Some people would say, why can’t you get someone autistic to act in the movie? But this was, again, someone on the very severe end of the spectrum who could never accept doing that. You would never know if they wanted to be on set or not. It would be just too complicated too, because the way that the character evolves during the movie would mean that wouldn’t really be real anyway. So, that’s the way we decided to do it.

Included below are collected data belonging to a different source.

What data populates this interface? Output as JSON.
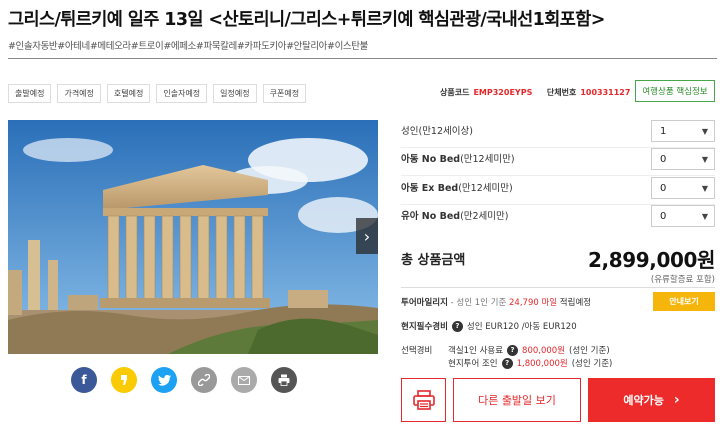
{
  "product": {
    "title": "그리스/튀르키예 일주 13일 <산토리니/그리스+튀르키예 핵심관광/국내선1회포함>",
    "tags": "#인솔자동반#아테네#메테오라#트로이#에페소#파묵칼레#카파도키아#안탈리아#이스탄불"
  },
  "tabs": [
    "출발예정",
    "가격예정",
    "호텔예정",
    "인솔자예정",
    "일정예정",
    "쿠폰예정"
  ],
  "codes": {
    "product_code_label": "상품코드",
    "product_code": "EMP320EYPS",
    "group_no_label": "단체번호",
    "group_no": "100331127",
    "info_button": "여행상품 핵심정보"
  },
  "options": [
    {
      "label_main": "성인",
      "label_sub": "(만12세이상)",
      "value": "1"
    },
    {
      "label_main": "아동 No Bed",
      "label_sub": "(만12세미만)",
      "value": "0"
    },
    {
      "label_main": "아동 Ex Bed",
      "label_sub": "(만12세미만)",
      "value": "0"
    },
    {
      "label_main": "유아 No Bed",
      "label_sub": "(만2세미만)",
      "value": "0"
    }
  ],
  "total": {
    "label": "총 상품금액",
    "value": "2,899,000원",
    "note": "(유류할증료 포함)"
  },
  "mileage": {
    "label": "투어마일리지",
    "prefix": " - 성인 1인 기준 ",
    "amount": "24,790 마일",
    "suffix": " 적립예정",
    "button": "안내보기"
  },
  "local_fee": {
    "label": "현지필수경비",
    "text": "성인 EUR120 /아동 EUR120"
  },
  "selective": {
    "label": "선택경비",
    "line1_label": "객실1인 사용료",
    "line1_amount": "800,000원",
    "line1_suffix": "(성인 기준)",
    "line2_label": "현지투어 조인",
    "line2_amount": "1,800,000원",
    "line2_suffix": "(성인 기준)"
  },
  "actions": {
    "dates_button": "다른 출발일 보기",
    "book_button": "예약가능"
  },
  "colors": {
    "accent_red": "#e4282b",
    "mileage_yellow": "#f6b50a",
    "info_green": "#2b8a2b",
    "facebook": "#3b5998",
    "kakao": "#f9cb00",
    "twitter": "#1da1f2",
    "gray_share": "#999999",
    "print_share": "#555555"
  },
  "share_icons": [
    "facebook-icon",
    "kakaostory-icon",
    "twitter-icon",
    "link-icon",
    "email-icon",
    "print-icon"
  ]
}
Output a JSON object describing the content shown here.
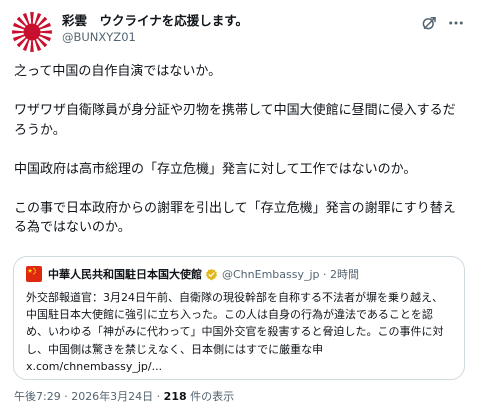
{
  "author": {
    "display_name": "彩雲　ウクライナを応援します。",
    "handle": "@BUNXYZ01"
  },
  "post": {
    "paragraphs": [
      "之って中国の自作自演ではないか。",
      "ワザワザ自衛隊員が身分証や刃物を携帯して中国大使館に昼間に侵入するだろうか。",
      "中国政府は高市総理の「存立危機」発言に対して工作ではないのか。",
      "この事で日本政府からの謝罪を引出して「存立危機」発言の謝罪にすり替える為ではないのか。"
    ]
  },
  "quoted_post": {
    "display_name": "中華人民共和国駐日本国大使館",
    "handle": "@ChnEmbassy_jp",
    "time": "2時間",
    "text": "外交部報道官：3月24日午前、自衛隊の現役幹部を自称する不法者が塀を乗り越え、中国駐日本大使館に強引に立ち入った。この人は自身の行為が違法であることを認め、いわゆる「神がみに代わって」中国外交官を殺害すると脅迫した。この事件に対し、中国側は驚きを禁じえなく、日本側にはすでに厳重な申x.com/chnembassy_jp/..."
  },
  "footer": {
    "timestamp": "午後7:29 · 2026年3月24日 · ",
    "views_count": "218",
    "views_label": " 件の表示"
  },
  "icons": {
    "grok": "grok-icon",
    "more": "more-icon",
    "verified": "verified-badge-icon"
  },
  "colors": {
    "text": "#0f1419",
    "secondary": "#536471",
    "border": "#cfd9de",
    "rising_sun_red": "#c8102e",
    "verified_gold": "#e2b719"
  }
}
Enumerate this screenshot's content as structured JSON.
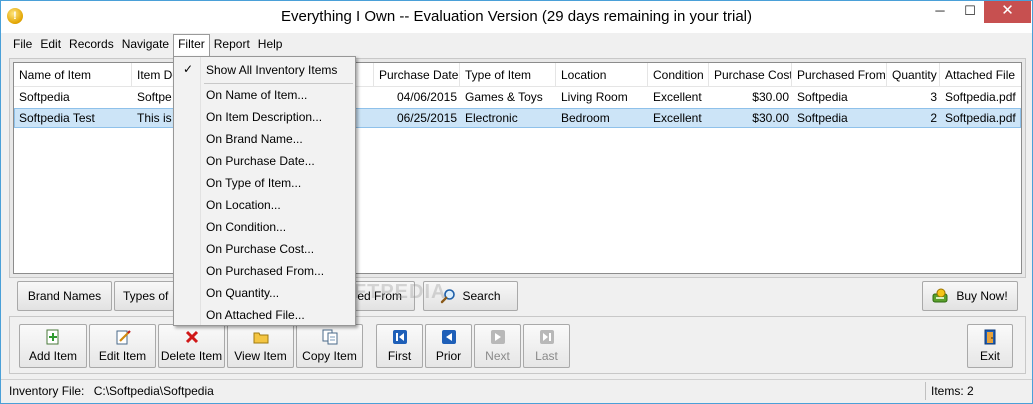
{
  "window": {
    "title": "Everything I Own -- Evaluation Version (29 days remaining in your trial)",
    "min_glyph": "─",
    "max_glyph": "☐",
    "close_glyph": "✕"
  },
  "menu": {
    "file": "File",
    "edit": "Edit",
    "records": "Records",
    "navigate": "Navigate",
    "filter": "Filter",
    "report": "Report",
    "help": "Help"
  },
  "list": {
    "columns": [
      "Name of Item",
      "Item De",
      "",
      "Purchase Date",
      "Type of Item",
      "Location",
      "Condition",
      "Purchase Cost",
      "Purchased From",
      "Quantity",
      "Attached File"
    ],
    "rows": [
      {
        "name": "Softpedia",
        "description": "Softpe",
        "purchase_date": "04/06/2015",
        "type": "Games & Toys",
        "location": "Living Room",
        "condition": "Excellent",
        "cost": "$30.00",
        "purchased_from": "Softpedia",
        "quantity": "3",
        "file": "Softpedia.pdf"
      },
      {
        "name": "Softpedia Test",
        "description": "This is a",
        "purchase_date": "06/25/2015",
        "type": "Electronic",
        "location": "Bedroom",
        "condition": "Excellent",
        "cost": "$30.00",
        "purchased_from": "Softpedia",
        "quantity": "2",
        "file": "Softpedia.pdf"
      }
    ]
  },
  "filter_bar": {
    "brand_names": "Brand Names",
    "types_of": "Types of",
    "purchased_from": "ed From",
    "search": "Search",
    "buy_now": "Buy Now!"
  },
  "toolbar": {
    "add": "Add Item",
    "edit": "Edit Item",
    "delete": "Delete Item",
    "view": "View Item",
    "copy": "Copy Item",
    "first": "First",
    "prior": "Prior",
    "next": "Next",
    "last": "Last",
    "exit": "Exit"
  },
  "status": {
    "file_label": "Inventory File:",
    "file_path": "C:\\Softpedia\\Softpedia",
    "items": "Items: 2"
  },
  "filter_menu": {
    "check_glyph": "✓",
    "items": [
      "Show All Inventory Items",
      "On Name of Item...",
      "On Item Description...",
      "On Brand Name...",
      "On Purchase Date...",
      "On Type of Item...",
      "On Location...",
      "On Condition...",
      "On Purchase Cost...",
      "On Purchased From...",
      "On Quantity...",
      "On Attached File..."
    ]
  },
  "watermark": "SOFTPEDIA",
  "colors": {
    "selection": "#cce4f7",
    "close_button": "#c75050",
    "frame_accent": "#4aa0d8"
  }
}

The film is a fable because it’s a story with supernatural elements, and it’s more about regressive autism and losing your child in that way that I wanted to re-enact in kind of that magical way. But at the same time, for me, it was very important that we did it with respect and with attention to detail so it would feel real and relevant to those people who have that experience, which is also the reaction we are getting. That people feel that it feels real which is a weird thing in a movie where supernatural things happen as much as they do in this one [Laughs].

Courtesy IFC Midnight

Let’s chat about THAT traumatic animal death. How did you craft that scene with the kids and more importantly, can you talk about the importance of that scene? 

Eskil Vogt: It’s a very important moment in the movie because the movie is also about how kids develop their own sense of morality by transgressing, by doing stuff they’re not allowed to do. And then feeling, does this feel right or not? And that movement, one character obviously finds her limit and another doesn’t, which is key to how everything else will play out later. Shooting it, of course, was more the frustration of working with cats [Laughs]. The whole camera crew is just waiting for a cat to jump where he wanted to. Never work with cats [Laughs]. If you choose the right one, they’re amazing. I have two cats myself. I love cats. But what happened for the kids was like okay, you take the cat and you drop the cat 30 centimeters onto a green piece of felt. It was very safe for both the kids and the cat in making sure that nothing would happen.

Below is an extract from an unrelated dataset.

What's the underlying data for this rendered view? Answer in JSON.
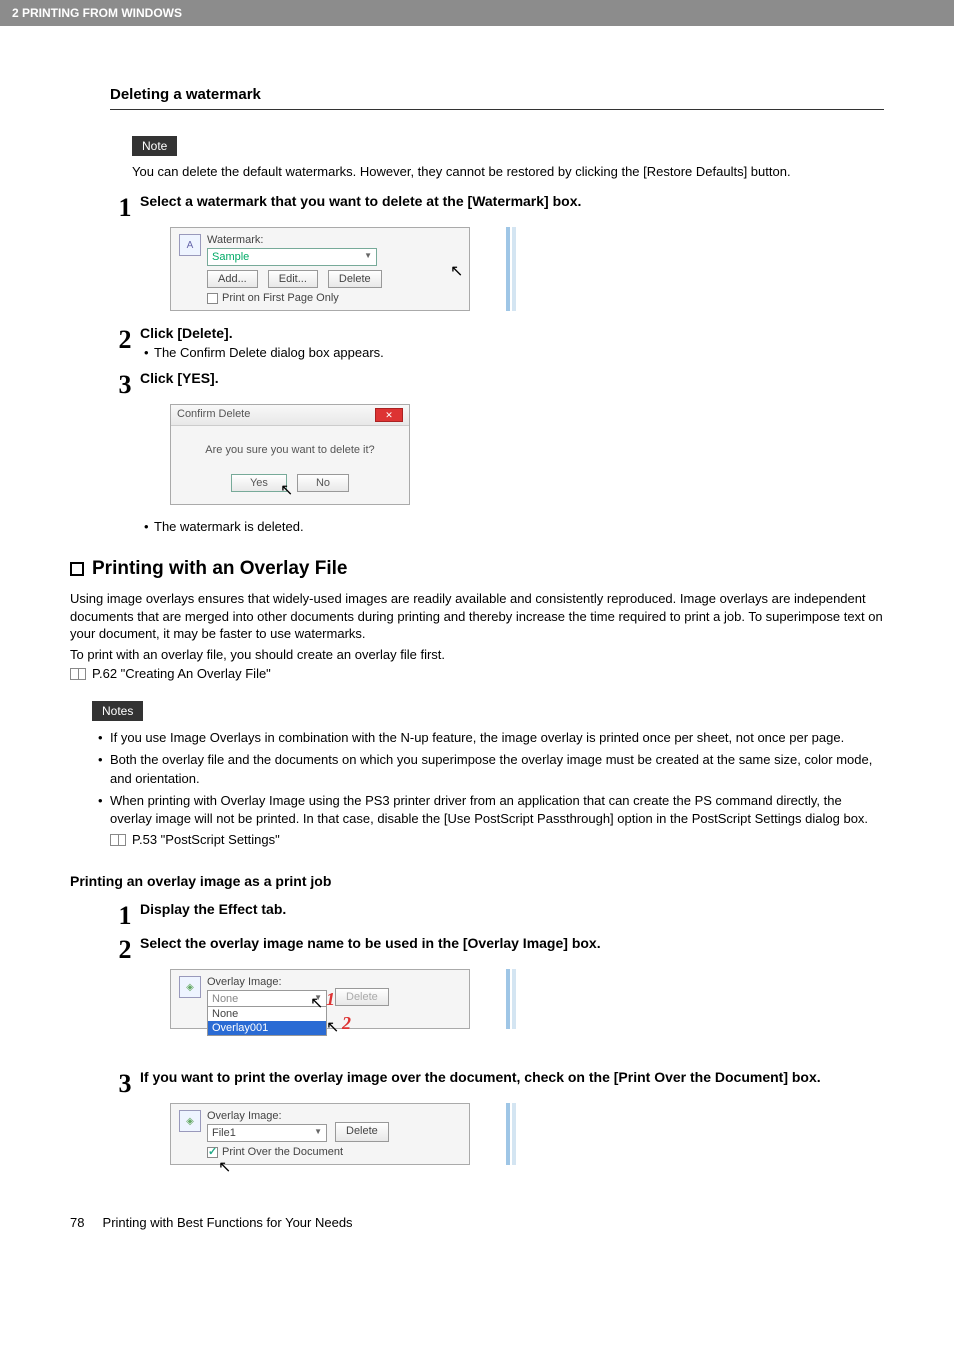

And the other moment is, obviously, a dummy cat. For the kids, it was very safe and they understood what the characters were doing and were a little shocked by it in a way, but in a way, they were just curious to talk about and discuss. It just felt like it was important in those ways with the character arcs and the themes. It’s a key moment. And then after that, the movie, in a way, is kind of a slow burn as a horror movie. It’s not an exterior source of evil that can just appear at any time. It comes from the characters and this comes from them discovering their powers and testing out the limits of morality, and that means something has to happen quite early to prepare people for what’s going to happen. Of course, that moment, when that happens, you’re not safe as a spectator anymore because you know that the movie can go anywhere. 

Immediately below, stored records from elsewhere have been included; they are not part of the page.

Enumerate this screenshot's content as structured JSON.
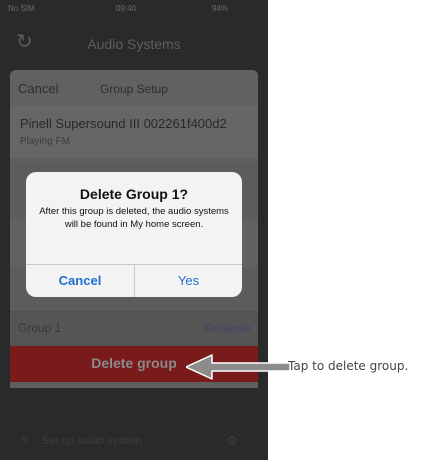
{
  "status_bar": {
    "carrier": "No SIM",
    "time": "09:40",
    "battery": "94%"
  },
  "nav": {
    "title": "Audio Systems",
    "refresh_icon": "refresh-icon"
  },
  "group_setup": {
    "cancel_label": "Cancel",
    "title": "Group Setup",
    "device_name": "Pinell Supersound III 002261f400d2",
    "device_status": "Playing FM",
    "group_name": "Group 1",
    "rename_label": "Rename",
    "delete_label": "Delete group"
  },
  "bottom": {
    "setup_label": "Set up audio system"
  },
  "dialog": {
    "title": "Delete Group 1?",
    "message": "After this group is deleted, the audio systems will be found in My home screen.",
    "cancel_label": "Cancel",
    "yes_label": "Yes"
  },
  "annotation": {
    "text": "Tap to delete group."
  },
  "colors": {
    "delete_red": "#c32a2a",
    "dialog_blue": "#1f6fd0",
    "rename_purple": "#7b61c9"
  }
}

Outside of hoping people experience the horrors of what THE INNOCENTS has to offer, is there anything you hope people will take away from the film?

Eskil Vogt: What I really like is that when people come up to me after the movie they will talk about the movie but then within minutes they’re talking about their own childhood. They’re either talking about something magical that they believed in that was part of their reality but they might not have thought about much since like, for example, they had an imaginary friend or where they lived, they knew they had to stay away from [somewhere] because there was some evil there. The mythology that you lived with as a kid that you kind of forgot because [as a kid] you believed in it but then you grow older and you think about it and question if you made that up, but you didn’t think that when we were that age.

So [people] started to think about their own childhood and talk about that, and maybe even some older memories that they haven’t thought about that brought them back to that feeling of being a child. Of course, they also have experiences like being cruel in a way to other kids or to animals, or to younger siblings. If people can be projected into their childhood and take something away from that in that way, that’s a huge compliment.